小学生だった華恋が訪れた父の別荘は、緑豊かな丘にあった。普段過ごしている都会とは違って冷たく澄んだ空気が肺を満たし、走り回りたいと体全体がムズムズした。

それなのに父は客人とつまらない挨拶ばかり。華恋もそれに付き合って応接間で革のソファに収まっていた。


それに耐えられなくなった3日目の早朝。いつもより早起きして、華恋は部屋を抜け出した。

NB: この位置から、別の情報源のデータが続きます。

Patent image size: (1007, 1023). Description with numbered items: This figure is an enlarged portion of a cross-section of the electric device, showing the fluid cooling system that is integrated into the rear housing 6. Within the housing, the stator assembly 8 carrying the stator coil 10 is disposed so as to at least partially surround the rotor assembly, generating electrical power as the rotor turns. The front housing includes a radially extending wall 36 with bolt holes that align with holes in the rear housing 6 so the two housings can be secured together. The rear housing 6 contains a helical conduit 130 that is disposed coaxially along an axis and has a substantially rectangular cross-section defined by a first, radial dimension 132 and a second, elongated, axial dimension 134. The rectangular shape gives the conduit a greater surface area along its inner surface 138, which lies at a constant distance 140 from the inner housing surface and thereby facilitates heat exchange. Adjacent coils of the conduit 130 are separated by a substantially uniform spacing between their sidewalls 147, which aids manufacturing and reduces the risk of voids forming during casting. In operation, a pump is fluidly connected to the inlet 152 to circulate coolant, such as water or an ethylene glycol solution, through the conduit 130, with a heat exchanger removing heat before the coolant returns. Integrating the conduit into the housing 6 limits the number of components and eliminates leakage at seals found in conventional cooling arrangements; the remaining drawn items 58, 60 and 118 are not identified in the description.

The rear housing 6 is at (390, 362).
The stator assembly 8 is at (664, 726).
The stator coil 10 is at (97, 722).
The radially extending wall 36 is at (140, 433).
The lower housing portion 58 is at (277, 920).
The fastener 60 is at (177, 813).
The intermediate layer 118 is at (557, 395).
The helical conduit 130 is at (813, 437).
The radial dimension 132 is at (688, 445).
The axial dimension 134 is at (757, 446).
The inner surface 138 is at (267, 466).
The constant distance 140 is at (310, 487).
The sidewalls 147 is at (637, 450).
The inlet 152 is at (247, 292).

朝露に濡れる庭を抜け、肌寒さに上着を羽織ってくればよかったかと後悔したのもつかの間、開けた草原に着くと、華恋は駆け出した。小さな体はすぐに内側から温まり、華恋は憂いを忘れた。


大の字になって寝転がり、胸いっぱいに草と土の香りを吸い込んだ。


息を吐き、身体を起こすと、少し離れて華恋を不思議そうに見つめる少女と目が合った。華恋は目を見開き、考えた。華恋と同じくらいか少し歳下だろうか。好奇心と怯えがその瞳で溶け合っていた。


「こんにちは!」

「こ、こんにちは」

華恋が元気に挨拶すると、少女の肩がびくりと跳ねた。遊び相手を見つけたとばかりキラキラとした瞳で、華恋は彼女を手招きする。少女は辺りを見回してから、おずおずと近寄ってきた。


「あ、あの……」

「ねえ、いっしょにおにごっこしましょう!まずはアナタが鬼ね!」

ここに来て華恋は意識してかせずか、お嬢様と呼ぶに相応しい我儘ぶりを発揮した。相手の返事も聞かぬ間に、全速力で駆け出した。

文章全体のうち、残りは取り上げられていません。